Now, the series is hosted on the hotel’s rooftop, which underwent construction from June 2010 to January. Before Top of the Hay was built, guests who ate dinner on the roof were exposed to the elements, and employees covered the roof with a tent to block out the cold in the winter.
But Top of the Hay now features a built-in shelter, decorated in cream, gold and light green carpets, wallpaper and curtains that frame the floor-to-ceiling windows. A grand piano sits in the corner.
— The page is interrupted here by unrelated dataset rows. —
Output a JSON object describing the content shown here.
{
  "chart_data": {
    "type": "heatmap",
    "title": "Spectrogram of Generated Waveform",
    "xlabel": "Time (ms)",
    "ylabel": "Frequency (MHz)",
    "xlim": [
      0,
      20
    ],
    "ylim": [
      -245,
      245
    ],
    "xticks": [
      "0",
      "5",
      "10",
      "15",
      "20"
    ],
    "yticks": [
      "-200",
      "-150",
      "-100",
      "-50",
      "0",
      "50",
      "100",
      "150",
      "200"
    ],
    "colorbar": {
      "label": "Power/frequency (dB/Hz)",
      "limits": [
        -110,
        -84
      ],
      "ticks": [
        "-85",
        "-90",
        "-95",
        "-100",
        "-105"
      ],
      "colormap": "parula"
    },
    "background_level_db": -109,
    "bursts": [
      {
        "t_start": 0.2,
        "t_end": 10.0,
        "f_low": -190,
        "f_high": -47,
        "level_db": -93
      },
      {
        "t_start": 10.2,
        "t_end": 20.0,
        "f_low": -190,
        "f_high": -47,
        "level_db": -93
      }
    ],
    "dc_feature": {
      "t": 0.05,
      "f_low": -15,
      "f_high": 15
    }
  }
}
Fresh flowers burst from table centerpieces.
The 3,200-square-foot Top of the Hay is lined with an outdoor terrace, inviting guests to saunter outside despite the chill.
A mix of 130 businessmen and women, politicians, historians, academics and lawyers — all united by their love of books — attended this year’s first sold-out author series.
Alan Porter’s love of history drew him to the series. The lawyer at K&L Gates called the luncheon a “high-end show.”
“Events like these are one of the reasons Washington, D.C., is such a great place to be,” Porter said. “All of the well-known historians and academics come to the Hill to lecture.”
Erin Pinckney, director of marketing at Comcast Spotlight D.C., came to the event to network and meet new acquaintances. One couple flew from Indiana to see Top of the Hay. Another couple who owns a vineyard and hotel in Virginia attended the series for the third time.
The next Hay-Adams Author Series event is tentatively scheduled for June. The organizers have extended an invitation to two-time Pulitzer Prize winner David McCullough, author of “1776,” “John Adams” and “Truman.”